Apesar desta realidade, o estudo revela que a maioria dos fumadores não está motivada para deixar de fumar.

Citando os resultados do III Inquérito Nacional ao Consumo de Substâncias Psicoativas na População, o relatório indica que cerca de 19% dos inquiridos fumadores responderam não ter interesse em parar de fumar, cerca de 65% responderam ter um interesse ligeiro ou moderado e 17% um forte interesse em parar de fumar.

Apenas 2,5% dos inquiridos fumadores responderam que, com toda a certeza, iriam tentar parar de fumar nas próximas duas semanas, mais de metade respondeu negativamente a esta questão e cerca de 43% revelaram-se hesitantes.

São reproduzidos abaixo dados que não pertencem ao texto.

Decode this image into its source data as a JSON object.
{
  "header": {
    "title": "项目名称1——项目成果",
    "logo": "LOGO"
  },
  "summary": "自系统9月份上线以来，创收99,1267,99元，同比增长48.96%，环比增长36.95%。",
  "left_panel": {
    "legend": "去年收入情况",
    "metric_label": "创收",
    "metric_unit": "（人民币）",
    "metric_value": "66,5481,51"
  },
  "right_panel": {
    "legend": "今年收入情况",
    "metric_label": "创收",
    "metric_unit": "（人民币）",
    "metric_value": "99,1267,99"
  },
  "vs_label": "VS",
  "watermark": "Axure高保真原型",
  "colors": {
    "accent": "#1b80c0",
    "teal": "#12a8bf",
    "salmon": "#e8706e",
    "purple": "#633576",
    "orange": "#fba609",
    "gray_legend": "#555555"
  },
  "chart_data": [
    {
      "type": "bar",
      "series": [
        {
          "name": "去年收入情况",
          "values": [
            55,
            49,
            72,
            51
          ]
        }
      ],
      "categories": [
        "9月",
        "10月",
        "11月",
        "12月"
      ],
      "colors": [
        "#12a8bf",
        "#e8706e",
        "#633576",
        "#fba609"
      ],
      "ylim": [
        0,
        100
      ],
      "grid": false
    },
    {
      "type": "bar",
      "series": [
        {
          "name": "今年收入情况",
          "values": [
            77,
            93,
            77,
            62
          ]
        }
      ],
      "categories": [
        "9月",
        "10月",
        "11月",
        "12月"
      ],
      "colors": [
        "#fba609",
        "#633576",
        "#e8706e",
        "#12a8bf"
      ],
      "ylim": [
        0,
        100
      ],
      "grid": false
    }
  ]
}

O teste de Richmond, que avalia a motivação para a cessação tabágica, também citado pelo relatório, revela por sua vez uma realidade ainda mais negativa: a grande maioria dos consumidores (85,5%) tem uma motivação baixa, 12,6% uma motivação moderada e apenas 1,8% uma motivação elevada para deixar de fumar.

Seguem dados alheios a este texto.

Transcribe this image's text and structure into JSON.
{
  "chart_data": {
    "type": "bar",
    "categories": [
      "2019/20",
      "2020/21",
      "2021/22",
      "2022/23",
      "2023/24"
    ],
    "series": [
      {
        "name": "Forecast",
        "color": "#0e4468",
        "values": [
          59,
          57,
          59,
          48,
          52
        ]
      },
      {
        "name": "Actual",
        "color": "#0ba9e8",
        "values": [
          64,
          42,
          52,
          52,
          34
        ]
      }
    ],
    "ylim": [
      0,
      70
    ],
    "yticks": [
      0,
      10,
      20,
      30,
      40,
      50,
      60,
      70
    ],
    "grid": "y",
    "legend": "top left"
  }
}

A perceção dos riscos do fumo também parece não ser clara para os inquiridos no III Inquérito Nacional ao Consumo de Substâncias Psicoativas, já que “apenas 66% da população dos 15 aos 64 anos considerou que fumar um ou mais maços de tabaco por dia tinha um elevado risco para a saúde, cerca de 4% considerou que tinha pouco ou nenhum risco”.

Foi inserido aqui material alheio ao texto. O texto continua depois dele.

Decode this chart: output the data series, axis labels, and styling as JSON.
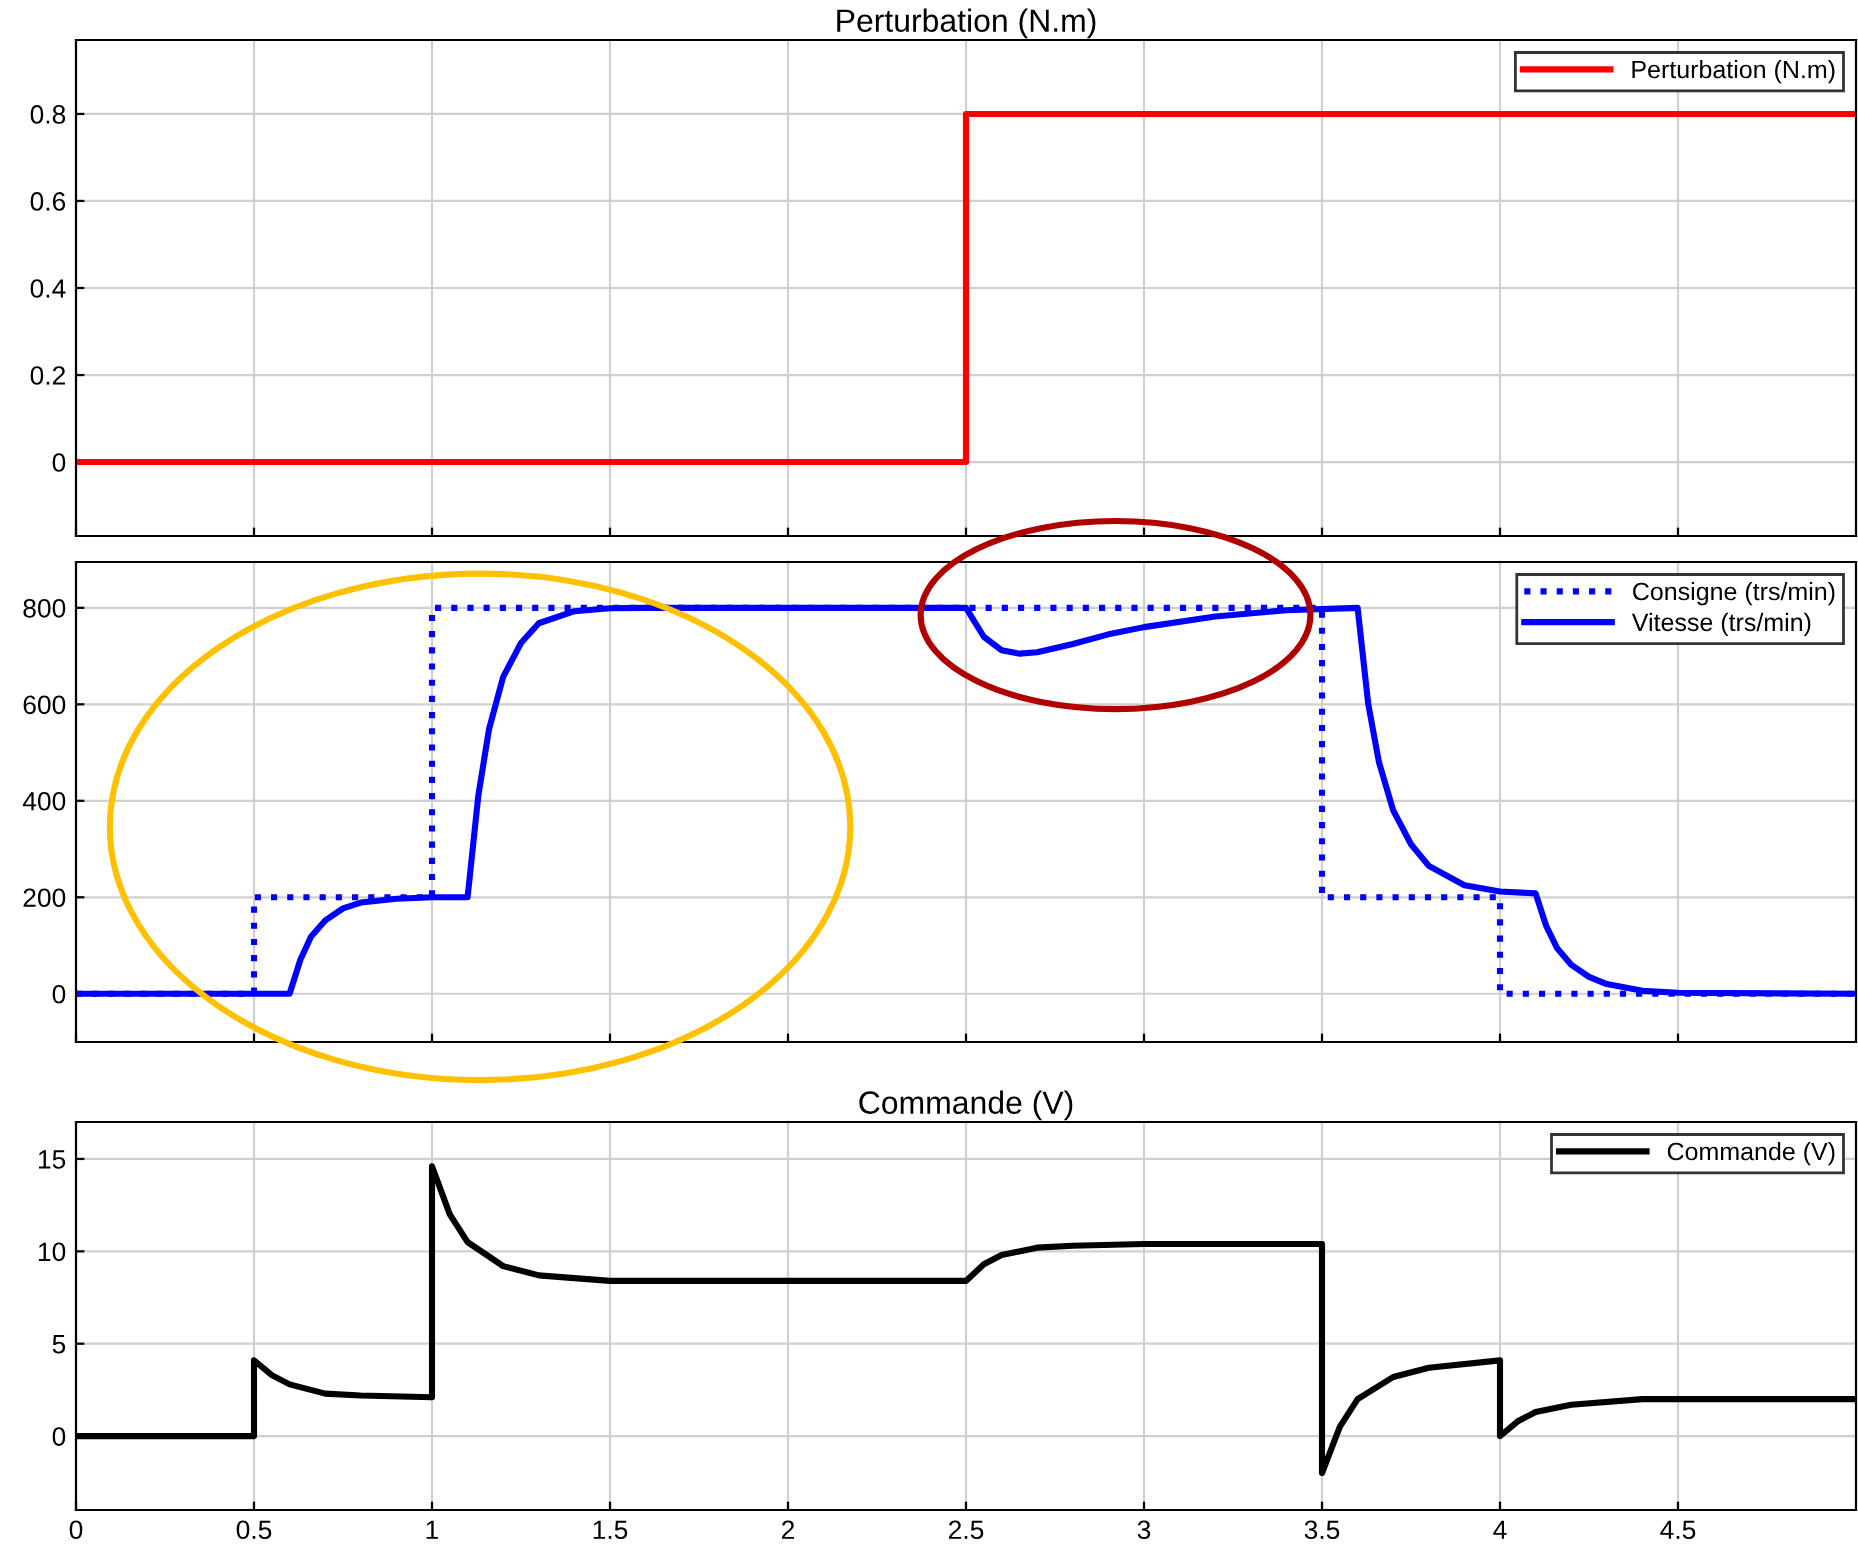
{
  "chart_data": [
    {
      "type": "line",
      "title": "Perturbation (N.m)",
      "xlim": [
        0,
        5
      ],
      "xticks": [
        0,
        0.5,
        1,
        1.5,
        2,
        2.5,
        3,
        3.5,
        4,
        4.5
      ],
      "ylim": [
        -0.17,
        0.97
      ],
      "yticks": [
        0,
        0.2,
        0.4,
        0.6,
        0.8
      ],
      "grid": true,
      "legend": "top right",
      "tick_labels": "y",
      "series": [
        {
          "name": "Perturbation (N.m)",
          "color": "#ff0000",
          "x": [
            0,
            2.5,
            2.5,
            5
          ],
          "values": [
            0,
            0,
            0.8,
            0.8
          ]
        }
      ]
    },
    {
      "type": "line",
      "xlim": [
        0,
        5
      ],
      "xticks": [
        0,
        0.5,
        1,
        1.5,
        2,
        2.5,
        3,
        3.5,
        4,
        4.5
      ],
      "ylim": [
        -100,
        895
      ],
      "yticks": [
        0,
        200,
        400,
        600,
        800
      ],
      "grid": true,
      "legend": "top right",
      "tick_labels": "y",
      "series": [
        {
          "name": "Consigne (trs/min)",
          "color": "#0000ff",
          "line_style": "dotted",
          "x": [
            0,
            0.5,
            0.5,
            1,
            1,
            3.5,
            3.5,
            4,
            4,
            5
          ],
          "values": [
            0,
            0,
            200,
            200,
            800,
            800,
            200,
            200,
            0,
            0
          ]
        },
        {
          "name": "Vitesse (trs/min)",
          "color": "#0000ff",
          "line_style": "solid",
          "x": [
            0,
            0.6,
            0.63,
            0.66,
            0.7,
            0.75,
            0.8,
            0.9,
            1.0,
            1.1,
            1.13,
            1.16,
            1.2,
            1.25,
            1.3,
            1.4,
            1.5,
            1.6,
            2.5,
            2.55,
            2.6,
            2.65,
            2.7,
            2.8,
            2.9,
            3.0,
            3.2,
            3.4,
            3.6,
            3.63,
            3.66,
            3.7,
            3.75,
            3.8,
            3.9,
            4.0,
            4.1,
            4.13,
            4.16,
            4.2,
            4.25,
            4.3,
            4.4,
            4.5,
            5
          ],
          "values": [
            0,
            0,
            70,
            118,
            152,
            177,
            189,
            197,
            200,
            200,
            410,
            548,
            657,
            727,
            768,
            793,
            799,
            800,
            800,
            740,
            712,
            705,
            708,
            725,
            745,
            760,
            782,
            795,
            800,
            600,
            480,
            380,
            310,
            265,
            225,
            212,
            208,
            140,
            95,
            60,
            35,
            20,
            6,
            2,
            0
          ]
        }
      ]
    },
    {
      "type": "line",
      "title": "Commande (V)",
      "xlim": [
        0,
        5
      ],
      "xticks": [
        0,
        0.5,
        1,
        1.5,
        2,
        2.5,
        3,
        3.5,
        4,
        4.5
      ],
      "ylim": [
        -4,
        17
      ],
      "yticks": [
        0,
        5,
        10,
        15
      ],
      "grid": true,
      "legend": "top right",
      "series": [
        {
          "name": "Commande (V)",
          "color": "#000000",
          "x": [
            0,
            0.5,
            0.5,
            0.55,
            0.6,
            0.7,
            0.8,
            1.0,
            1.0,
            1.05,
            1.1,
            1.2,
            1.3,
            1.5,
            2.5,
            2.55,
            2.6,
            2.7,
            2.8,
            3.0,
            3.5,
            3.5,
            3.55,
            3.6,
            3.7,
            3.8,
            4.0,
            4.0,
            4.05,
            4.1,
            4.2,
            4.4,
            5
          ],
          "values": [
            0,
            0,
            4.1,
            3.3,
            2.8,
            2.3,
            2.2,
            2.1,
            14.6,
            12.0,
            10.5,
            9.2,
            8.7,
            8.4,
            8.4,
            9.3,
            9.8,
            10.2,
            10.3,
            10.4,
            10.4,
            -2.0,
            0.5,
            2.0,
            3.2,
            3.7,
            4.1,
            0.0,
            0.8,
            1.3,
            1.7,
            2.0,
            2.0
          ]
        }
      ]
    }
  ]
}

Para tratar a dependência tabágica, alguns hospitais do Serviço Nacional de Saúde (SNS) e centros de saúde oferecem consultas para ajudar a deixar de fumar.

No entanto, em 2014, apenas cerca de 70% dos Agrupamentos de Centros de Saúde ofereciam este tipo de consultas e o número de equipas para a realização destas consultas tem diminuído nos últimos anos, embora sem uma redução significativa do número anual de consultas efetuadas.

O relatório destaca a “inexistência de um sistema de informação adequado a esta área de intervenção”, o que “limita a possibilidade de dispor de dados nacionais sobre o trabalho realizado nestas consultas, em particular, no que se refere às intervenções breves”.

Nos últimos quatro anos (entre 2009 e 2013), em Portugal continental, o número total de consultas de cessação tabágica diminuiu de 25.765 para 21.577, o número de utentes atendidos nas consultas de apoio intensivo à cessação tabágicas baixou de 7.748 para 5.377, enquanto o número de locais de consultas para esse fim caíram de 223 para 116.

O relatório aponta ainda dados do Inquérito Nacional sobre Asma, que indicam que a exposição ao fumo ambiental do tabaco em casa foi reportada por 26,6% dos inquiridos, 39% dos quais eram crianças e jovens com menos de 25 anos.